General WAS traditional Performance Problem

  1. Make sure the logs are capturing as much as possible:
    1. Administrative Console } Troubleshooting } Logs and Trace } server name } JVM Logs. These can also be changed dynamically on the Runtime tab.
    2. For example, Maximum size = 100MB and Maximum Number of Historical Log Files = 5
  2. Ensure verbose garbage collection is enabled. This may be enabled at runtime. Otherwise, you will need to restart to apply the change.
  3. Ensure that PMI is enabled either with the "Basic" level (this is the default) or with a "Custom" level (see WAS chapter on which counters are recommended)
  4. Enable PMI logging to files, either with a monitoring product or with the built-in TPV logger:
    1. Important note: all of these steps must be done after every application server restart.
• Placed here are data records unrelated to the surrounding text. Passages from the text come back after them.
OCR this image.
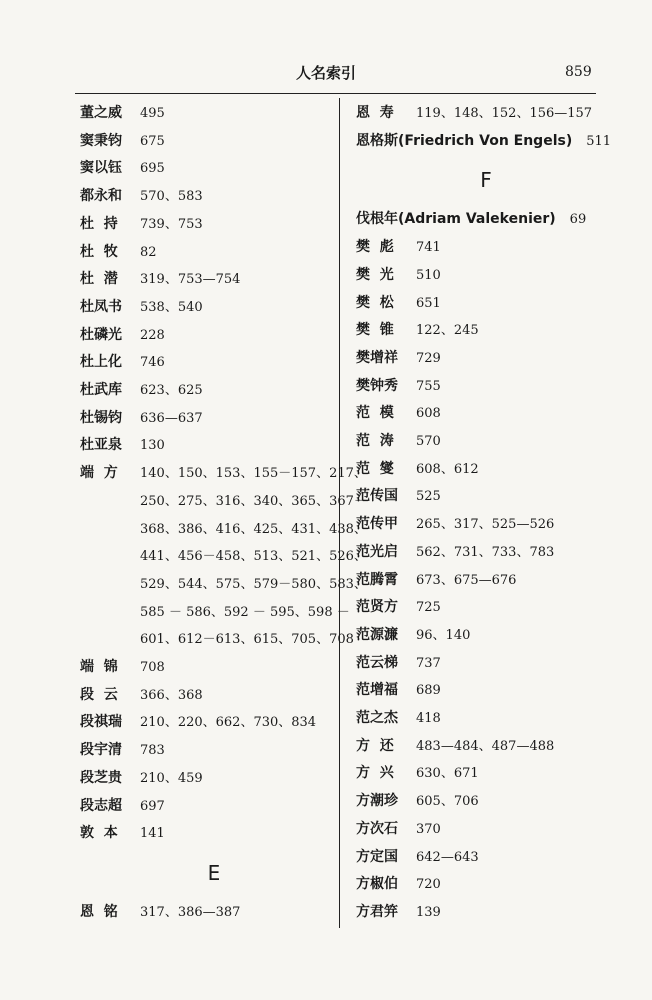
人名索引	859
董之威	495
窦秉钧	675
窦以钰	695
都永和	570、583
杜  持	739、753
杜  牧	82
杜  潜	319、753—754
杜凤书	538、540
杜磷光	228
杜上化	746
杜武库	623、625
杜锡钧	636—637
杜亚泉	130
端  方	140、150、153、155－157、217、
250、275、316、340、365、367－
368、386、416、425、431、438、
441、456－458、513、521、526、
529、544、575、579－580、583、
585 － 586、592 － 595、598 －
601、612－613、615、705、708
端  锦	708
段  云	366、368
段祺瑞	210、220、662、730、834
段宇清	783
段芝贵	210、459
段志超	697
敦  本	141
E
恩  铭	317、386—387
恩  寿	119、148、152、156—157
恩格斯(Friedrich Von Engels)	511
F
伐根年(Adriam Valekenier)	69
樊  彪	741
樊  光	510
樊  松	651
樊  锥	122、245
樊增祥	729
樊钟秀	755
范  模	608
范  涛	570
范  燮	608、612
范传国	525
范传甲	265、317、525—526
范光启	562、731、733、783
范腾霄	673、675—676
范贤方	725
范源濂	96、140
范云梯	737
范增福	689
范之杰	418
方  还	483—484、487—488
方  兴	630、671
方潮珍	605、706
方次石	370
方定国	642—643
方椒伯	720
方君笄	139
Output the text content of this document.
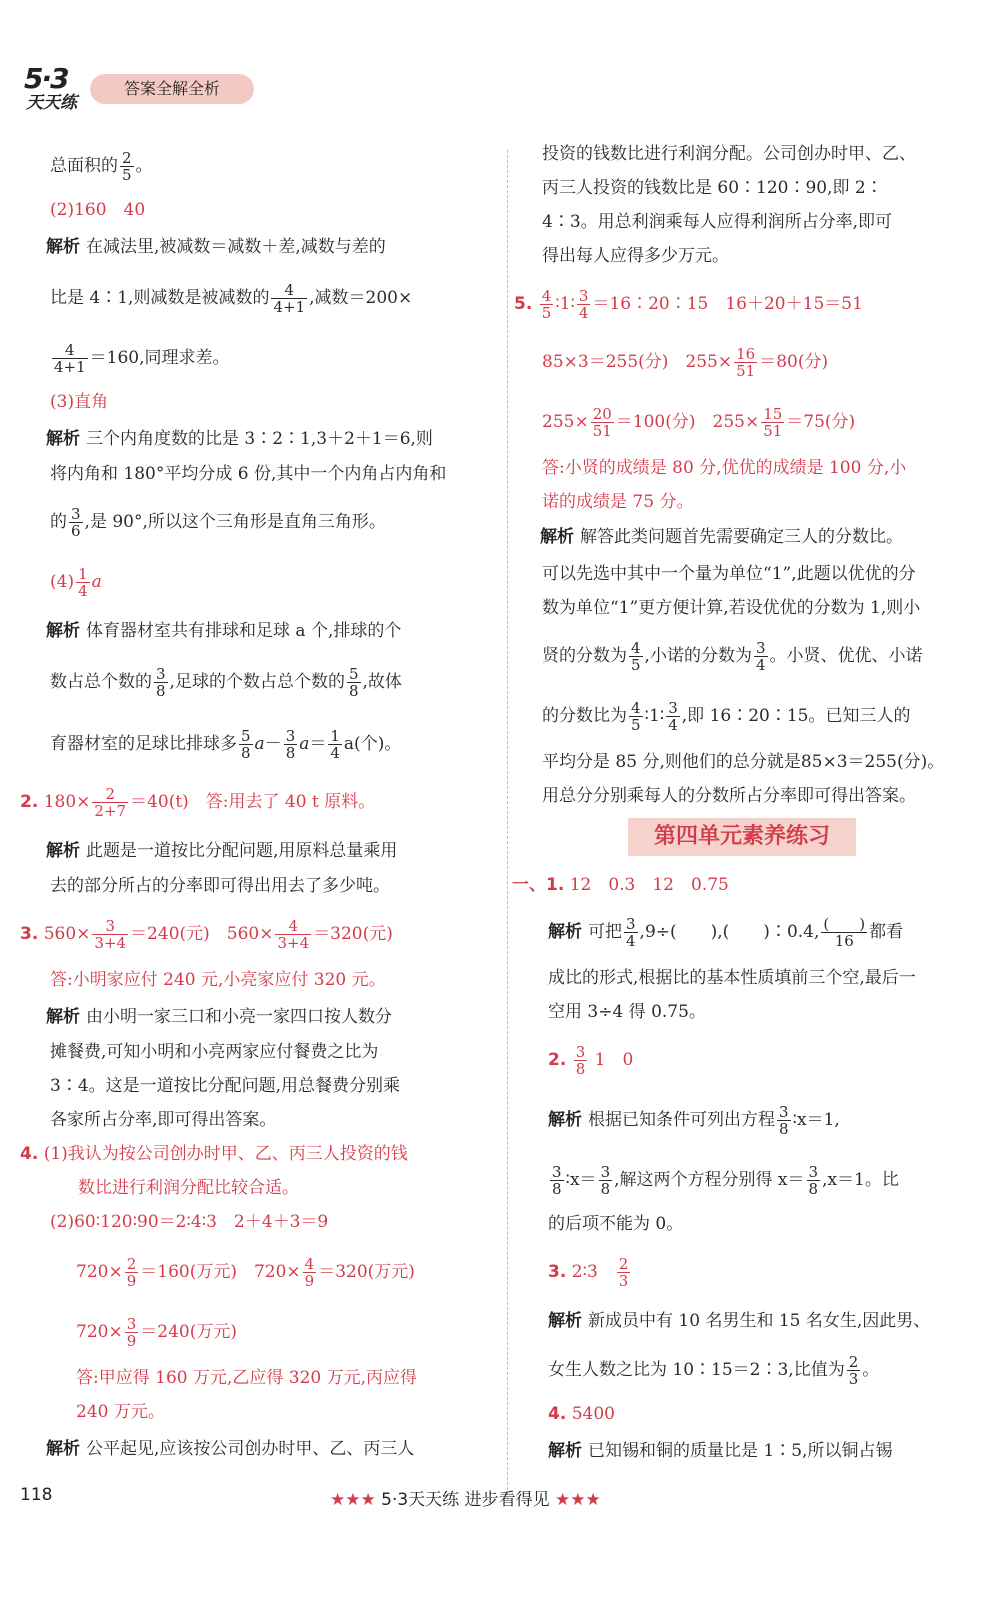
5·3
天天练
答案全解全析
总面积的 $\frac{2}{5}$ 。
(2)160　40
解析 在减法里,被减数＝减数＋差,减数与差的
比是 4∶1,则减数是被减数的 $\frac{4}{4+1}$ ,减数＝200×
$\frac{4}{4+1} =160$,同理求差。
(3)直角
解析 三个内角度数的比是 3∶2∶1,3＋2＋1＝6,则
将内角和 180°平均分成 6 份,其中一个内角占内角和
的 $\frac{3}{6}$ ,是 90°,所以这个三角形是直角三角形。
$(4) \frac{1}{4}$ a
解析 体育器材室共有排球和足球 a 个,排球的个
数占总个数的 $\frac{3}{8}$ ,足球的个数占总个数的 $\frac{5}{8}$ ,故体
育器材室的足球比排球多 $\frac{5}{8} a- \frac{3}{8} a= \frac{1}{4} a$(个)。
2. $180\times \frac{2}{2+7} =40(t)$　答:用去了 40 t 原料。
解析 此题是一道按比分配问题,用原料总量乘用
去的部分所占的分率即可得出用去了多少吨。
3. $560\times \frac{3}{3+4} =240$(元)　$560\times \frac{4}{3+4} =320$(元)
答:小明家应付 240 元,小亮家应付 320 元。
解析 由小明一家三口和小亮一家四口按人数分
摊餐费,可知小明和小亮两家应付餐费之比为
3∶4。这是一道按比分配问题,用总餐费分别乘
各家所占分率,即可得出答案。
4. (1)我认为按公司创办时甲、乙、丙三人投资的钱
数比进行利润分配比较合适。
(2)60∶120∶90＝2∶4∶3　2＋4＋3＝9
$720\times \frac{2}{9} =160$(万元)　$720\times \frac{4}{9} =320$(万元)
$720\times \frac{3}{9} =240$(万元)
答:甲应得 160 万元,乙应得 320 万元,丙应得
240 万元。
解析 公平起见,应该按公司创办时甲、乙、丙三人
投资的钱数比进行利润分配。公司创办时甲、乙、
丙三人投资的钱数比是 60∶120∶90,即 2∶
4∶3。用总利润乘每人应得利润所占分率,即可
得出每人应得多少万元。
5. $\frac{4}{5}$ ∶1∶ $\frac{3}{4}$ ＝16∶20∶15　16＋20＋15＝51
85×3＝255(分)　$255\times \frac{16}{51} =80$(分)
$255\times \frac{20}{51} =100$(分)　$255\times \frac{15}{51} =75$(分)
答:小贤的成绩是 80 分,优优的成绩是 100 分,小
诺的成绩是 75 分。
解析 解答此类问题首先需要确定三人的分数比。
可以先选中其中一个量为单位“1”,此题以优优的分
数为单位“1”更方便计算,若设优优的分数为 1,则小
贤的分数为 $\frac{4}{5}$ ,小诺的分数为 $\frac{3}{4}$ 。小贤、优优、小诺
的分数比为 $\frac{4}{5}$ ∶1∶ $\frac{3}{4}$ ,即 16∶20∶15。已知三人的
平均分是 85 分,则他们的总分就是85×3＝255(分)。
用总分分别乘每人的分数所占分率即可得出答案。
第四单元素养练习
一、1. 12　0.3　12　0.75
解析 可把 $\frac{3}{4} ,9\div$(　　),(　　)∶0.4, $\frac{( )}{16}$ 都看
成比的形式,根据比的基本性质填前三个空,最后一
空用 3÷4 得 0.75。
2. $\frac{3}{8} 1$　0
解析 根据已知条件可列出方程 $\frac{3}{8}$ ∶x＝1,
$\frac{3}{8}$ ∶x＝ $\frac{3}{8}$ ,解这两个方程分别得 $x= \frac{3}{8} ,x=1$。比
的后项不能为 0。
3. 2∶3　 $\frac{2}{3}$
解析 新成员中有 10 名男生和 15 名女生,因此男、
女生人数之比为 10∶15＝2∶3,比值为 $\frac{2}{3}$ 。
4. 5400
解析 已知锡和铜的质量比是 1∶5,所以铜占锡
118	★★★ 5·3天天练 进步看得见 ★★★
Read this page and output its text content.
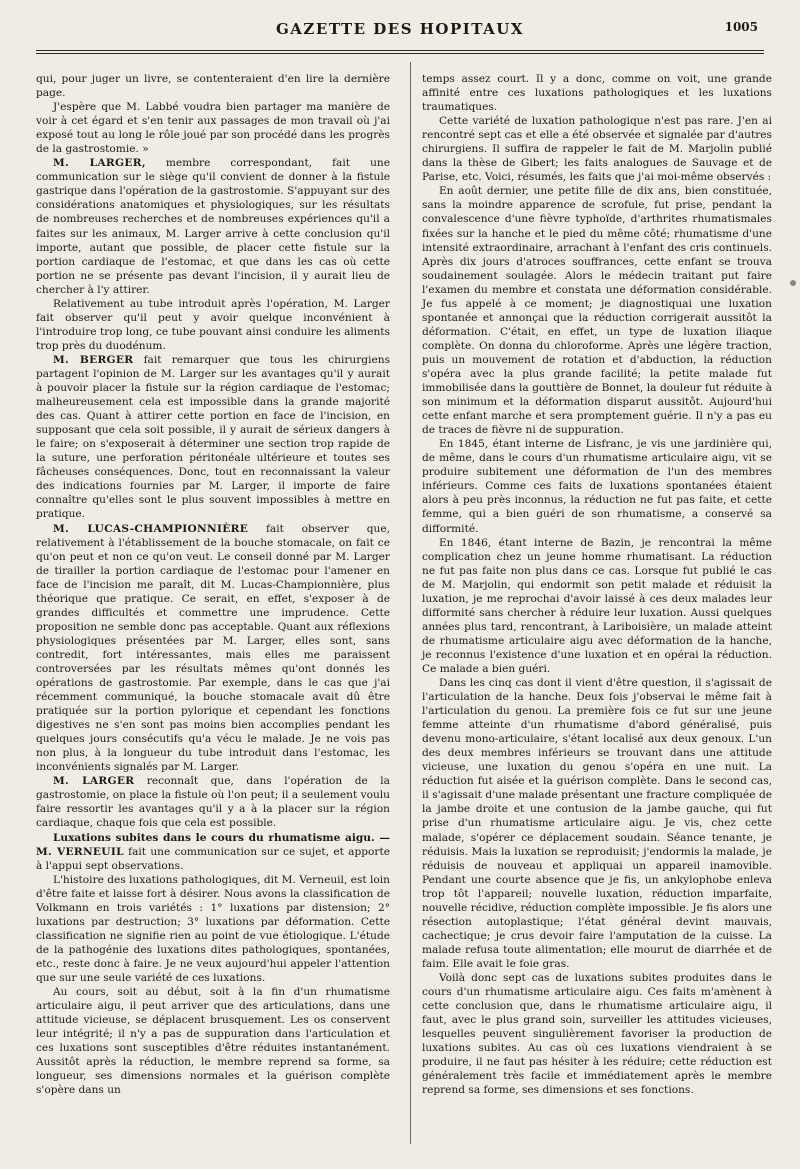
GAZETTE DES HOPITAUX	1005

qui, pour juger un livre, se contenteraient d'en lire la dernière page.

J'espère que M. Labbé voudra bien partager ma manière de voir à cet égard et s'en tenir aux passages de mon travail où j'ai exposé tout au long le rôle joué par son procédé dans les progrès de la gastrostomie. »

M. LARGER, membre correspondant, fait une communication sur le siège qu'il convient de donner à la fistule gastrique dans l'opération de la gastrostomie. S'appuyant sur des considérations anatomiques et physiologiques, sur les résultats de nombreuses recherches et de nombreuses expériences qu'il a faites sur les animaux, M. Larger arrive à cette conclusion qu'il importe, autant que possible, de placer cette fistule sur la portion cardiaque de l'estomac, et que dans les cas où cette portion ne se présente pas devant l'incision, il y aurait lieu de chercher à l'y attirer.

Relativement au tube introduit après l'opération, M. Larger fait observer qu'il peut y avoir quelque inconvénient à l'introduire trop long, ce tube pouvant ainsi conduire les aliments trop près du duodénum.

M. BERGER fait remarquer que tous les chirurgiens partagent l'opinion de M. Larger sur les avantages qu'il y aurait à pouvoir placer la fistule sur la région cardiaque de l'estomac; malheureusement cela est impossible dans la grande majorité des cas. Quant à attirer cette portion en face de l'incision, en supposant que cela soit possible, il y aurait de sérieux dangers à le faire; on s'exposerait à déterminer une section trop rapide de la suture, une perforation péritonéale ultérieure et toutes ses fâcheuses conséquences. Donc, tout en reconnaissant la valeur des indications fournies par M. Larger, il importe de faire connaître qu'elles sont le plus souvent impossibles à mettre en pratique.

M. LUCAS-CHAMPIONNIÈRE fait observer que, relativement à l'établissement de la bouche stomacale, on fait ce qu'on peut et non ce qu'on veut. Le conseil donné par M. Larger de tirailler la portion cardiaque de l'estomac pour l'amener en face de l'incision me paraît, dit M. Lucas-Championnière, plus théorique que pratique. Ce serait, en effet, s'exposer à de grandes difficultés et commettre une imprudence. Cette proposition ne semble donc pas acceptable. Quant aux réflexions physiologiques présentées par M. Larger, elles sont, sans contredit, fort intéressantes, mais elles me paraissent controversées par les résultats mêmes qu'ont donnés les opérations de gastrostomie. Par exemple, dans le cas que j'ai récemment communiqué, la bouche stomacale avait dû être pratiquée sur la portion pylorique et cependant les fonctions digestives ne s'en sont pas moins bien accomplies pendant les quelques jours consécutifs qu'a vécu le malade. Je ne vois pas non plus, à la longueur du tube introduit dans l'estomac, les inconvénients signalés par M. Larger.

M. LARGER reconnaît que, dans l'opération de la gastrostomie, on place la fistule où l'on peut; il a seulement voulu faire ressortir les avantages qu'il y a à la placer sur la région cardiaque, chaque fois que cela est possible.

Luxations subites dans le cours du rhumatisme aigu. — M. VERNEUIL fait une communication sur ce sujet, et apporte à l'appui sept observations.

L'histoire des luxations pathologiques, dit M. Verneuil, est loin d'être faite et laisse fort à désirer. Nous avons la classification de Volkmann en trois variétés : 1° luxations par distension; 2° luxations par destruction; 3° luxations par déformation. Cette classification ne signifie rien au point de vue étiologique. L'étude de la pathogénie des luxations dites pathologiques, spontanées, etc., reste donc à faire. Je ne veux aujourd'hui appeler l'attention que sur une seule variété de ces luxations.

Au cours, soit au début, soit à la fin d'un rhumatisme articulaire aigu, il peut arriver que des articulations, dans une attitude vicieuse, se déplacent brusquement. Les os conservent leur intégrité; il n'y a pas de suppuration dans l'articulation et ces luxations sont susceptibles d'être réduites instantanément. Aussitôt après la réduction, le membre reprend sa forme, sa longueur, ses dimensions normales et la guérison complète s'opère dans un

temps assez court. Il y a donc, comme on voit, une grande affinité entre ces luxations pathologiques et les luxations traumatiques.

Cette variété de luxation pathologique n'est pas rare. J'en ai rencontré sept cas et elle a été observée et signalée par d'autres chirurgiens. Il suffira de rappeler le fait de M. Marjolin publié dans la thèse de Gibert; les faits analogues de Sauvage et de Parise, etc. Voici, résumés, les faits que j'ai moi-même observés :

En août dernier, une petite fille de dix ans, bien constituée, sans la moindre apparence de scrofule, fut prise, pendant la convalescence d'une fièvre typhoïde, d'arthrites rhumatismales fixées sur la hanche et le pied du même côté; rhumatisme d'une intensité extraordinaire, arrachant à l'enfant des cris continuels. Après dix jours d'atroces souffrances, cette enfant se trouva soudainement soulagée. Alors le médecin traitant put faire l'examen du membre et constata une déformation considérable. Je fus appelé à ce moment; je diagnostiquai une luxation spontanée et annonçai que la réduction corrigerait aussitôt la déformation. C'était, en effet, un type de luxation iliaque complète. On donna du chloroforme. Après une légère traction, puis un mouvement de rotation et d'abduction, la réduction s'opéra avec la plus grande facilité; la petite malade fut immobilisée dans la gouttière de Bonnet, la douleur fut réduite à son minimum et la déformation disparut aussitôt. Aujourd'hui cette enfant marche et sera promptement guérie. Il n'y a pas eu de traces de fièvre ni de suppuration.

En 1845, étant interne de Lisfranc, je vis une jardinière qui, de même, dans le cours d'un rhumatisme articulaire aigu, vit se produire subitement une déformation de l'un des membres inférieurs. Comme ces faits de luxations spontanées étaient alors à peu près inconnus, la réduction ne fut pas faite, et cette femme, qui a bien guéri de son rhumatisme, a conservé sa difformité.

En 1846, étant interne de Bazin, je rencontrai la même complication chez un jeune homme rhumatisant. La réduction ne fut pas faite non plus dans ce cas. Lorsque fut publié le cas de M. Marjolin, qui endormit son petit malade et réduisit la luxation, je me reprochai d'avoir laissé à ces deux malades leur difformité sans chercher à réduire leur luxation. Aussi quelques années plus tard, rencontrant, à Lariboisière, un malade atteint de rhumatisme articulaire aigu avec déformation de la hanche, je reconnus l'existence d'une luxation et en opérai la réduction. Ce malade a bien guéri.

Dans les cinq cas dont il vient d'être question, il s'agissait de l'articulation de la hanche. Deux fois j'observai le même fait à l'articulation du genou. La première fois ce fut sur une jeune femme atteinte d'un rhumatisme d'abord généralisé, puis devenu mono-articulaire, s'étant localisé aux deux genoux. L'un des deux membres inférieurs se trouvant dans une attitude vicieuse, une luxation du genou s'opéra en une nuit. La réduction fut aisée et la guérison complète. Dans le second cas, il s'agissait d'une malade présentant une fracture compliquée de la jambe droite et une contusion de la jambe gauche, qui fut prise d'un rhumatisme articulaire aigu. Je vis, chez cette malade, s'opérer ce déplacement soudain. Séance tenante, je réduisis. Mais la luxation se reproduisit; j'endormis la malade, je réduisis de nouveau et appliquai un appareil inamovible. Pendant une courte absence que je fis, un ankylophobe enleva trop tôt l'appareil; nouvelle luxation, réduction imparfaite, nouvelle récidive, réduction complète impossible. Je fis alors une résection autoplastique; l'état général devint mauvais, cachectique; je crus devoir faire l'amputation de la cuisse. La malade refusa toute alimentation; elle mourut de diarrhée et de faim. Elle avait le foie gras.

Voilà donc sept cas de luxations subites produites dans le cours d'un rhumatisme articulaire aigu. Ces faits m'amènent à cette conclusion que, dans le rhumatisme articulaire aigu, il faut, avec le plus grand soin, surveiller les attitudes vicieuses, lesquelles peuvent singulièrement favoriser la production de luxations subites. Au cas où ces luxations viendraient à se produire, il ne faut pas hésiter à les réduire; cette réduction est généralement très facile et immédiatement après le membre reprend sa forme, ses dimensions et ses fonctions.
This can be automated with a wsadmin script
    2. Login to the Administrative Console and go to: Monitoring and Tuning } Performance Viewer } View Logs
    3. Select all relevant application servers and click "Start Monitoring"
    4. Click each application server
    5. Click on server } Settings } Log
    6. Duration = 300000
      Maximum File Size = 50
      Maximum Number of Historical Files = 5
      Log Output Format = XML
    7. Click Apply
    8. Click server } Summary Reports } Servlets
    9. Click "Start Logging"
  5. For IBM Java, enable IBM Health Center in headless mode:
    1. Choose one of these methods to start Health Center:
      1. Restart the JVM adding the following generic JVM arguments:
        -Xhealthcenter:level=headless -Dcom.ibm.java.diagnostics.healthcenter.headless.files.max.size=104857600 -Dcom.ibm.java.diagnostics.healthcenter.headless.files.to.keep=10
      2. Start it dynamically:
        $WEBSPHERE/java/bin/java -jar $WEBSPHERE/java/jre/lib/ext/healthcenter.jar ID=$PID -Dcom.ibm.java.diagnostics.healthcenter.data.collection.level=headless -Dcom.ibm.java.diagnostics.healthcenter.headless.files.max.size=104857600 -Dcom.ibm.java.diagnostics.healthcenter.headless.files.to.keep=10
  6. If there is a web server in front of WAS, see the Web Server recipes.
  7. Archive and truncate any existing logs for each server in $WEBSPHERE/profiles/$PROFILE/logs/$SERVER/*
  8. Reproduce the problem.
  9. Gather the Performance, Hang, or High CPU issue MustGather for your operating system:
    1. Linux
    2. AIX
    3. Windows
    4. z/OS
    5. Solaris
    6. HP-UX
  10. After the problem has been reproduced, gracefully stop the application servers (to produce Health Center HCD files).
  11. Gather:
    1. Server logs under $WEBSPHERE/profiles/$PROFILE/logs/$SERVER/: SystemOut*.log SystemErr*.log native_stderr.log native_stdout.log
    2. FFDC logs under $WEBSPHERE/profiles/$PROFILE/logs/ffdc/*
    3. Javacores, heapdumps, and system dumps, if any: $WEBSPHERE/profiles/$PROFILE/javacore* $WEBSPHERE/profiles/$PROFILE/heapdump* $WEBSPHERE/profiles/$PROFILE/core*
    4. PMI logs: $WEBSPHERE/profiles/$PROFILE/logs/tpv/*
    5. Health Center logs, if any: $WEBSPHERE/profiles/$PROFILE/*.hcd
    6. server.xml for each server: $WEBSPHERE/profiles/$PROFILE/config/cells/$CELL/nodes/$NODE/servers/$SERVER/server.xml
    7. The output of the Performance MustGather

Reviewing the data

  1. Review all WAS logs for any errors, warnings, etc.
  2. Review verbosegc for garbage collection overhead.
  3. Review thread dumps
    1. Review patterns and check for deadlocks and monitor contention (e.g. the TMDA tool).
  4. Review operating system data for WAS and IHS nodes
    1. If CPU time is high, review if it's user or system.
      1. Review per-process and per-thread CPU data for details.
    2. Check virtualization steal time
    3. Check run queue length and any blocked threads
    4. Check for memory swap-ins
      1. If high, check memory statistics such as file cache, free memory, etc.
  5. Review PMI data for the key performance indicators such as the WebContainer thread pool ActiveCount, database connection pool usage, servlet response times, etc. (see WAS - PMI). Try to isolate the problem to particular requests, database queries, etc (duration or volume).
    1. If using a database, review the response times in the connection pool. Try to isolate the problem to particular queries (duration or volume).
  6. Review Health Center data
  7. If using web servers, review IHS messages in access_log, error_log, and the plugin log to see if requests are coming in and if there are errors (i.e. HTTP response codes). Also review mpmstats in error_log to see what the threads are doing.